C: Mas e com edital?
H: Eu não aguento mais, esse negócio de edital, eu já
entrei em dezenas deles, não entrei em nenhum, minha
batalha agora é por aqui, no momento é por aqui, é
lançar esse DVD que eu fui para poder pagar a conta
devagarzinho.
C: É um DVD?!
H: É um DVD...esse DVD foi feito pensando numa
coisa didática, gravamos muitos planos fechado com
detalhes de mão esquerda e mão direita, uma coisa para
ficar mais ....
C: E agora a gente tem uma demanda, né?
H: É mas eu esperava que os alunos que chegassem
lá...Esse cavaquinho do Tercio é a estrela do DVD...
tem um brilhozinho da luz da madre pérola.
36
C: E esse DVD tá na mesma situação?
H: Não, tentei uma porrada de edital e não consegui
nada, mas agora vai sair. Eu trabalhava com uma
produtora e ela trabalhava comigo na área de projeto e
ela foi contratada pelo SESC, num determinado
momento, 2006, e desde que ela foi trabalhar no SESC,
foi trabalhar para ser gerente de produção, Sesc
Madureira, trabalhando para cacete, arrancam o couro.
Desde que ela se foi para cuidar da vida dela coitadinha
porque tinha direito né? Aprovava um projeto de vez
em quando mas não conseguia viver disso. Eu nunca
mais tive uma pareceria negócio de projeto. Daqui a
pouco você tá parando de tocar O produtor que eu
conheço é do showzinho aqui...Investir junto para fazer
alguma coisa para conseguir, uma coisa que eu to
achando formidável é que tem dois dias na semana que
eu passo o dia todo com o cavaquinho na mão. O
pessoal veio aqui em casa outro dia documentário sobre
o centenário do Garoto no ano que vem, e vieram filmar
aqui. Por que essa geração do rádio, Garoto, Zé
Meneses, Bola Sete ..esses caras tinham um
desempenho tão bom?
Eles só tocavam, eles saiam de manhã, tocavam na
boate, tocavam no cassino. A gente não, no final do dia
a gente , eu preenchi 3 cartas de anuência, 2 declarações
de exclusividade...pô, isso tem a teoria do o Léo
Gandelman, que na verdade a gente ganha para fazer a
burocracia, a música a gente dá de graça. A burocracia é
que...a gente recebe o cachê pela encheção de saco
burocrático. Recebe o troço, imprime, assina, as vezes
tem que reconhecer firma no cartório, o que que é isso?

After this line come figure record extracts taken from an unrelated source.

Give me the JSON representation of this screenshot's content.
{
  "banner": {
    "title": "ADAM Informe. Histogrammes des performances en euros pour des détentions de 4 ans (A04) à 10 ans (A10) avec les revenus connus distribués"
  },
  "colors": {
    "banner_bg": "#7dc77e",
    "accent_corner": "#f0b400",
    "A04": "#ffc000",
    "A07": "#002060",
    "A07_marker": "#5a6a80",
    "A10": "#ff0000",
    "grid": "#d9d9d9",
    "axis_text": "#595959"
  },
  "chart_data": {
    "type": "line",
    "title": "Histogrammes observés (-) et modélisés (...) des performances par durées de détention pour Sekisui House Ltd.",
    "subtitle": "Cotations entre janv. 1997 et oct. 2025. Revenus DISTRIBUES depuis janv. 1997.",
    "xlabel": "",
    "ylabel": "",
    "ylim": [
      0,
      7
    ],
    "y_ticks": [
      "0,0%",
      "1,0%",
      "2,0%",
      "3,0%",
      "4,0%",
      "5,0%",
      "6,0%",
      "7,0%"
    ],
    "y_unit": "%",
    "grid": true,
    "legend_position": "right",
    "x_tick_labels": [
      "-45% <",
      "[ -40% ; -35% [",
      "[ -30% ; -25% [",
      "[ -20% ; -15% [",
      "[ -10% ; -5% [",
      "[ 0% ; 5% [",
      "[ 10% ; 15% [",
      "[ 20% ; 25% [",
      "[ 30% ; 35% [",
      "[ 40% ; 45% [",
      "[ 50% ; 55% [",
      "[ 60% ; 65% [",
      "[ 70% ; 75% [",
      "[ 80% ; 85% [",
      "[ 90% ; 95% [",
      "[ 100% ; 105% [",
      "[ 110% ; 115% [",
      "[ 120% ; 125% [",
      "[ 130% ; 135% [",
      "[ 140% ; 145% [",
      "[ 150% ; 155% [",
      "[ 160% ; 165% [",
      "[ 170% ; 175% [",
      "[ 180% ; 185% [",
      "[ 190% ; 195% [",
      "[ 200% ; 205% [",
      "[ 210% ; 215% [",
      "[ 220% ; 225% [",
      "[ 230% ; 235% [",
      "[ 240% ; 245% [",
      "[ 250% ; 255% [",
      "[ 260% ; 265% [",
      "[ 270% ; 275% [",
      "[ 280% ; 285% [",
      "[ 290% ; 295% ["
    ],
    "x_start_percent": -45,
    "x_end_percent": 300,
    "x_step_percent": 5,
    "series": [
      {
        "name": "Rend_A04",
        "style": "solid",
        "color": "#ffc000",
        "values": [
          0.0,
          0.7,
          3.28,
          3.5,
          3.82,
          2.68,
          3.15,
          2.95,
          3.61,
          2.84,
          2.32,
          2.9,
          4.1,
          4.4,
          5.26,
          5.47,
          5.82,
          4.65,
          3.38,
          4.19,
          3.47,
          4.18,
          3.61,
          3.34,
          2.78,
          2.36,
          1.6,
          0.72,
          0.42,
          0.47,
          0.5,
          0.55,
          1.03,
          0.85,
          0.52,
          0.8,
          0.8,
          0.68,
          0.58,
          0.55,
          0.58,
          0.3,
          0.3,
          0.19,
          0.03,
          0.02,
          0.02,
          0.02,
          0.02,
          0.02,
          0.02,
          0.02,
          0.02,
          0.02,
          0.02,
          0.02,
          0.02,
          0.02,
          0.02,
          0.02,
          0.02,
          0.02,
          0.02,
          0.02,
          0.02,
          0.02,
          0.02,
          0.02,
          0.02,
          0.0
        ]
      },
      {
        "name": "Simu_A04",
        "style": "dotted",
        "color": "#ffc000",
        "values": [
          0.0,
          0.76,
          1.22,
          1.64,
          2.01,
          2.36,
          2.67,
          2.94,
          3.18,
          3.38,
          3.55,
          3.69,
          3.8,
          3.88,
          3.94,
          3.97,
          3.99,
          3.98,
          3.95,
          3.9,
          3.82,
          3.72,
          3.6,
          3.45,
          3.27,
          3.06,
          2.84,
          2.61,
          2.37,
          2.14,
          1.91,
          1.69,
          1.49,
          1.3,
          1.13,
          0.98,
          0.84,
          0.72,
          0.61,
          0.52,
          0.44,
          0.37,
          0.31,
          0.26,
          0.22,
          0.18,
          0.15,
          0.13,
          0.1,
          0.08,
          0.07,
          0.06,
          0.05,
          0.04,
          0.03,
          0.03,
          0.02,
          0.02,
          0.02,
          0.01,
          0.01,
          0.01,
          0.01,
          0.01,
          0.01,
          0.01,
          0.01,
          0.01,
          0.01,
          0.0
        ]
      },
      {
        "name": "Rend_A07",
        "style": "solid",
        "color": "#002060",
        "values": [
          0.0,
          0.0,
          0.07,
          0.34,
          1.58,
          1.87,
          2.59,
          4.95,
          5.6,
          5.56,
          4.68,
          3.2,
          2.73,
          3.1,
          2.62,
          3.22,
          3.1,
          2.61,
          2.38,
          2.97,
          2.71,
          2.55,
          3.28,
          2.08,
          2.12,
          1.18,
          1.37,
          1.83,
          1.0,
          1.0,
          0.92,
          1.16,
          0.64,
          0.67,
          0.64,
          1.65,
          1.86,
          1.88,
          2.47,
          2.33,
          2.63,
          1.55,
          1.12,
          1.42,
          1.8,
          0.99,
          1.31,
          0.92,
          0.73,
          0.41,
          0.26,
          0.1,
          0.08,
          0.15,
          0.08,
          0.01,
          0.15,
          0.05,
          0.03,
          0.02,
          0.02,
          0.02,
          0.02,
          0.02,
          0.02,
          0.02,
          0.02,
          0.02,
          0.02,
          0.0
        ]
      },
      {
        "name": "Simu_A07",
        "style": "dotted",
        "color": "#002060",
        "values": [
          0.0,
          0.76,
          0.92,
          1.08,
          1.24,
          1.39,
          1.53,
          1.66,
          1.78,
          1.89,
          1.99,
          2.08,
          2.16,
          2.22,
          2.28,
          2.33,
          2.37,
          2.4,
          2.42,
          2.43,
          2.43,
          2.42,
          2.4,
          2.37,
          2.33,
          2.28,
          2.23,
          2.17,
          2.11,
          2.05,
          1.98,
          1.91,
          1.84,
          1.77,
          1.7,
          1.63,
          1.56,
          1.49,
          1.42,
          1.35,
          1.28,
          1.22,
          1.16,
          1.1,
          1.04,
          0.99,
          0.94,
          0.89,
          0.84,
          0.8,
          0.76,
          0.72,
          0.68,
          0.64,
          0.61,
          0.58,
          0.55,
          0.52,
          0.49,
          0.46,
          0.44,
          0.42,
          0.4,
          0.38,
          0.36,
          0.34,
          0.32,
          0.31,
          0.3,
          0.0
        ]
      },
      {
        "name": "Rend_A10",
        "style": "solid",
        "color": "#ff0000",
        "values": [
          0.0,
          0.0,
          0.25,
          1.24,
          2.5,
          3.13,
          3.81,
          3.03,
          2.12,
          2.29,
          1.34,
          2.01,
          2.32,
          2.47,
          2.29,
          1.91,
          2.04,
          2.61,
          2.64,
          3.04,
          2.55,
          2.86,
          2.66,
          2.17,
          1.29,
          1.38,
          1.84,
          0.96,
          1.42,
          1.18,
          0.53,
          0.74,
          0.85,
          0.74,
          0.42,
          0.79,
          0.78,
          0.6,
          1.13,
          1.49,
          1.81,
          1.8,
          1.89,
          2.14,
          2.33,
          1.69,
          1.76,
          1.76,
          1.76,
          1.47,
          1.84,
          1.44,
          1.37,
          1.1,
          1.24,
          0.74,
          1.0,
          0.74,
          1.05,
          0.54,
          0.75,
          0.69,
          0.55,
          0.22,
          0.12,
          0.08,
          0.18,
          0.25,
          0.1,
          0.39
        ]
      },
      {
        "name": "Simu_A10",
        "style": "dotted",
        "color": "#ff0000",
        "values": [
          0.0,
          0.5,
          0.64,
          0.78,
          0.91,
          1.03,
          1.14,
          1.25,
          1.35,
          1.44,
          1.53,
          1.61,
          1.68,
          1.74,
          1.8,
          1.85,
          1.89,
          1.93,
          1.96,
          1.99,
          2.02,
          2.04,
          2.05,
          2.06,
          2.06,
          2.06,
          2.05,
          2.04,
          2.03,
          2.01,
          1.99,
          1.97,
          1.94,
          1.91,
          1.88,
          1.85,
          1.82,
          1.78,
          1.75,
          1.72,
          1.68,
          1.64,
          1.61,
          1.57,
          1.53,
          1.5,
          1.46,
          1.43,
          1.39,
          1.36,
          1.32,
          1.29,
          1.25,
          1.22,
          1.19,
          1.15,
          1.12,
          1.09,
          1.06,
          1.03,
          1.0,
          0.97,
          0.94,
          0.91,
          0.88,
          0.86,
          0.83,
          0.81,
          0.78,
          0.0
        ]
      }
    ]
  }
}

É uma coisa que tá tomando seu tempo todo. Chega um
certo ponto...eu fiz demais, vinte anos trabalhando com
projeto é demais, tem um ponto que eu não tô
aguentando mais.
Através do depoimento de CAZES fica claro em
que situação o músico de encontra no momento atual.
Em todas as histórias que contou deixou claro que,
desde que começou a tocar, as condições financeiras
sempre são restritas e a dificuldade de acesso a
materiais sobre cavaquinho também é notória. Ele
destacou um ponto importante sobre a geração do Zé
Meneses (1921-2014) que é a frequência com que esses
músicos tocavam. Eram poucos os músicos que
preenchiam o mercado musical existente: gravações,
shows, programas de rádio, cinemas, circos, bandas
municipais, etc. Então a rotina do músico era
exclusivamente tocar e o resultado disso é a própria
execução desses artistas em seus instrumentos. O
músico não se desdobrava em mil atividades distintas
37
como dar aula, fazer faculdade, cursos, editais,
produção, etc. Por um lado, hoje em dia, os músicos
estão mais bem preparados para se desdobrar e ocupar
outras funções relacionadas a música como escrever
projetos, produzir, operar som e dar aulas; mas por
outro vemos esse músico cada vez mais distante de seu
instrumento, tocando menos e estudando menos. (sic).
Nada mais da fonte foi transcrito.